The White House does not like to take public suggestions of names for prominent positions; the Washington way is to do everything behind closed doors. And Mr. Barofsky is not popular with Mr. Geithner, precisely because he has stood up to authority for all the right reasons.
“Barofsky is exactly what the S.E.C. needs to restore its tattered reputation as a guardian of the capital markets,” said Matt Stoller, a fellow at the Roosevelt Institute.
Still, considering Mr. Barofsky as a potential nominee makes the case for Ms. Miller look very weak.
She has no experience as a regulator or as an enforcer of the law. She has never worked on securities fraud. And she has no track record of standing up to powerful vested interests; in fact, she helped push the recent JOBS Act, which greatly undermines the protections available to investors. In addition, her work experience is entirely within the mutual fund industry — 26 years at T. Rowe Price. And a major agenda item now for the S.E.C. is mutual funds and how to make them less vulnerable to the kind of runs that occurred in September 2008. (For a primer, please see my recent column for Yahoo Finance.)

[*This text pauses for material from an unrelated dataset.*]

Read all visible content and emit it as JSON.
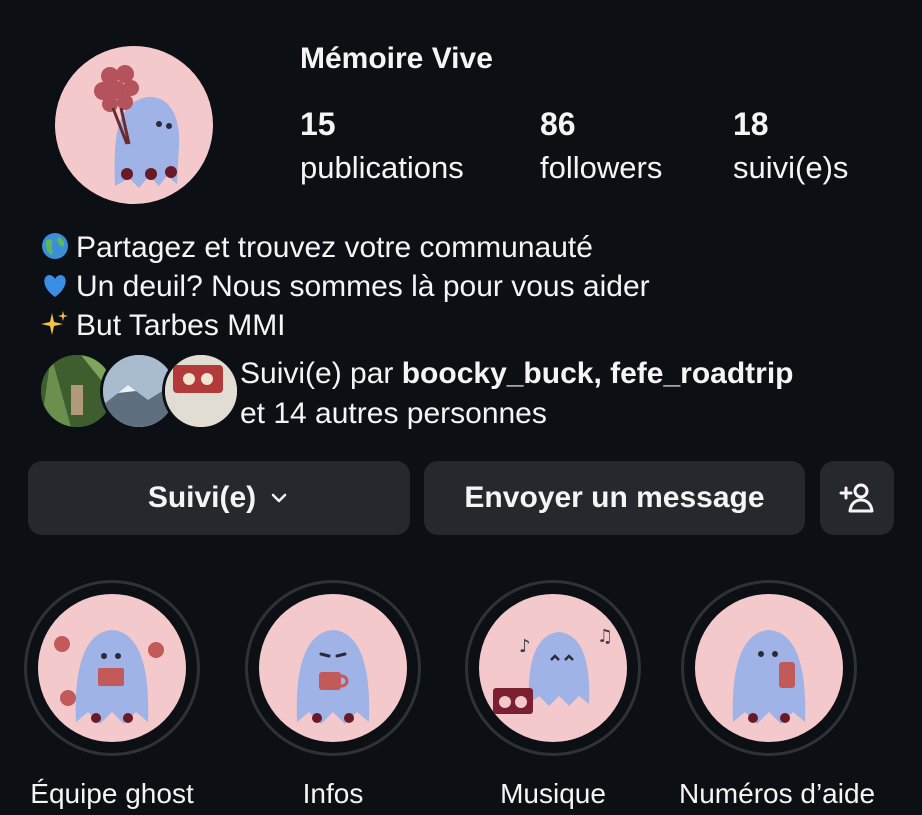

The mutual fund industry does not want reform, and it worked long and hard to keep Mary Schapiro, the departing S.E.C. chairwoman, from pushing forward some sensible ideas. After outside pressure was brought to bear, including by Ms. Bair’s Systemic Risk Council (of which I am a member), there are signs that the S.E.C. will finally at least issue some proposed changes for public comment.

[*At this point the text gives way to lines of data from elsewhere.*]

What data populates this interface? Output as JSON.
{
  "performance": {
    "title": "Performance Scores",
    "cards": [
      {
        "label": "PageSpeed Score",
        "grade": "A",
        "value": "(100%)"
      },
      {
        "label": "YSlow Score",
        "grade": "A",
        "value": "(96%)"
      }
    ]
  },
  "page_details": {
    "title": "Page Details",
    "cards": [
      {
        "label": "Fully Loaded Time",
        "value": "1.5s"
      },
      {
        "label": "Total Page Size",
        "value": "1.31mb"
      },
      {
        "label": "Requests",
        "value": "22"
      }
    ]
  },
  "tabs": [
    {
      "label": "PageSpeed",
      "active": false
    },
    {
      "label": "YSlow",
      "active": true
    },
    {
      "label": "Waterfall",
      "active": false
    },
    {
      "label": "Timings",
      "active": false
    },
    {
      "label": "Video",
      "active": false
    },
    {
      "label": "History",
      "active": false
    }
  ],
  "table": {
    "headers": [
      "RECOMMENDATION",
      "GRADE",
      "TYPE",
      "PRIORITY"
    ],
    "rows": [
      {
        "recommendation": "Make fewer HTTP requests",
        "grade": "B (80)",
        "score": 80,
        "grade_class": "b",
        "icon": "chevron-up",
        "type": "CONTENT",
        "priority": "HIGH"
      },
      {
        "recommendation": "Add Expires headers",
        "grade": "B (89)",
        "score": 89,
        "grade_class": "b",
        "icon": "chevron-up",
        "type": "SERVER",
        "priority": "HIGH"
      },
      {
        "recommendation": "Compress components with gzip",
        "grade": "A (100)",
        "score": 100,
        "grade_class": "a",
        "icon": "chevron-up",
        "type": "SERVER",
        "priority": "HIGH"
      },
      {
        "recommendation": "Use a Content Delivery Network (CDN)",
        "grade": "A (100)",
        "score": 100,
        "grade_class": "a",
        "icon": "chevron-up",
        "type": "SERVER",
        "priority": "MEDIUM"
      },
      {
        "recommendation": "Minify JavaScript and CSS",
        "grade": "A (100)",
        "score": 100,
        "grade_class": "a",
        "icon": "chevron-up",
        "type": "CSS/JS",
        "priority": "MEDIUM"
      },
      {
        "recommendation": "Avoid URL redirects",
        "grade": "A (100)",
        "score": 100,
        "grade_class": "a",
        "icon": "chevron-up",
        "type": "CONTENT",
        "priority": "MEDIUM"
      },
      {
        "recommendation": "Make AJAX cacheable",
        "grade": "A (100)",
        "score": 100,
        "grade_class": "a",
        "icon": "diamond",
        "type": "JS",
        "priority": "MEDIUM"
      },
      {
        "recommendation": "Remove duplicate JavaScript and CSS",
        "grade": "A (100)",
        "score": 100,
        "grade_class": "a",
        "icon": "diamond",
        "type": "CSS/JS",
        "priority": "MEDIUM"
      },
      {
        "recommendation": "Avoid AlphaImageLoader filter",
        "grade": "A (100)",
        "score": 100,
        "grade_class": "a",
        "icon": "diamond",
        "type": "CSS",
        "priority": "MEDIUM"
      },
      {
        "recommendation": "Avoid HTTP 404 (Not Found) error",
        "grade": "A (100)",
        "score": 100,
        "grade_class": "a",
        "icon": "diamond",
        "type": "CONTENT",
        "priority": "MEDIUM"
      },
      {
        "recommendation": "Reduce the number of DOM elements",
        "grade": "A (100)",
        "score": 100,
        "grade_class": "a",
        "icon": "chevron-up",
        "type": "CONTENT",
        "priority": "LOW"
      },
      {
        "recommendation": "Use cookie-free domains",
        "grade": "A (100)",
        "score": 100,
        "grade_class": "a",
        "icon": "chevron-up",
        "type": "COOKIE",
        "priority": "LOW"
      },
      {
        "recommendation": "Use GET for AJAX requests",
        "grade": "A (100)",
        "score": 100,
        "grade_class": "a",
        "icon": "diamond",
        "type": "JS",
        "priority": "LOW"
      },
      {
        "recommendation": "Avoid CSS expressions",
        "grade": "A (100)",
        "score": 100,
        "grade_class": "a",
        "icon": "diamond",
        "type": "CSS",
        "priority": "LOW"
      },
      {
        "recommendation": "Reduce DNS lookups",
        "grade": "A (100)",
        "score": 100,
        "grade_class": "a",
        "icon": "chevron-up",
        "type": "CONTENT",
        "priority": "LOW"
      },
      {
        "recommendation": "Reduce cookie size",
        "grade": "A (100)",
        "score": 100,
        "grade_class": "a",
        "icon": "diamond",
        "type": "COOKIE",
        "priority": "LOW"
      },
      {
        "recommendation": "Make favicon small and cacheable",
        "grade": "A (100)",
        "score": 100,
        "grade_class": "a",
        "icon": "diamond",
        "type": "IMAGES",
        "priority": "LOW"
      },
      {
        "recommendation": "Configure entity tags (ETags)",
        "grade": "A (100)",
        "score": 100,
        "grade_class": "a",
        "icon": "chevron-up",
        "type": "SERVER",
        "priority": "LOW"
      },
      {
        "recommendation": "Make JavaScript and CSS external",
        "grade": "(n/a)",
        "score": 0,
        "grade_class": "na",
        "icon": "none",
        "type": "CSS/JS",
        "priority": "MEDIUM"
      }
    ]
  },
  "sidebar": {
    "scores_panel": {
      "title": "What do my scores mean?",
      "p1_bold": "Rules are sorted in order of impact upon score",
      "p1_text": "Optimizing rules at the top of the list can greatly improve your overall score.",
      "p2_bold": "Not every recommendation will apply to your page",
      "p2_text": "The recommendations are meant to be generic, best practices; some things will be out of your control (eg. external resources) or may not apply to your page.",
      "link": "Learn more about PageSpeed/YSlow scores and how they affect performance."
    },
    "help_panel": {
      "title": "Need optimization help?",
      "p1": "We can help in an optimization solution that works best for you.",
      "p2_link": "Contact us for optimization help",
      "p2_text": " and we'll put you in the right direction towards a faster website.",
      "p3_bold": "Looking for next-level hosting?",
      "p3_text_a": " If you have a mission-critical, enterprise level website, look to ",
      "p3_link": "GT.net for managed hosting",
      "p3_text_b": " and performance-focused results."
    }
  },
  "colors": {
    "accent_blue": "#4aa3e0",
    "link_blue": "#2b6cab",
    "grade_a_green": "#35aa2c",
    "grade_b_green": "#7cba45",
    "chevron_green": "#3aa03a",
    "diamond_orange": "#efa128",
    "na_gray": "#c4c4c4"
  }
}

I do not know where Ms. Miller stands on money-market reform; indeed, from her public remarks it is very hard to know precisely where she is on any reform issue. It would be most unfortunate to put her in at the S.E.C. precisely when the mutual fund industry is about to come in for some serious scrutiny. The optics, as they say in Washington, would not be good.
More broadly, there is a new push for financial reform — even from people who are close to Wall Street. In a wave of speeches and other statements (some you have seen and some you will see soon), voices are being raised against the too-big-to-fail approach and related causes of financial fragility. In particular, a speech last month by Daniel K. Tarullo, a governor of the Federal Reserve, seems to have released a great deal of pent-up creative thinking within the official sector.
Size caps for big banks are definitely on the drawing board, at least along the lines that Mr. Tarullo identified, which would limit nondeposit liabilities at any one institution relative to the size of our economy.
Given this momentum for responsible reform, does President Obama really want to appoint a financial services executive — with a nonexistent or weak track record on reform — to a prominent public policy and enforcement position?
As Steven Ramirez has pointed out, Big Finance went all in for Mitt Romney and against Senator Sherrod Brown of Ohio and Elizabeth Warren, elected to the Senate in Massachusetts. This was a comprehensive electoral defeat for Wall Street; whenever its behavior was at stake, people voted for change. And the contributions of the Wall Street community did not seem to produce the outcomes it wanted.
There is a view in Washington that politicians need Wall Street and its money — to start campaigns, to provide a wall of financing at critical moments and to help create a generous endowment for post-presidential activities. Without a doubt, this has been the pattern in the past.
But in this big country there are many diverse business sectors — and lots of people willing to give money without asking for special-interest favors.
Choosing a new chairman of the S.E.C. is the perfect time for President Obama to decide whether, despite everything, to go for the status quo — which brought us to our current economic predicament — and nominate Ms. Miller for the S.E.C. Or does he really want effective change? In that case, he should nominate Mr. Barofsky or someone who can match his stellar qualifications.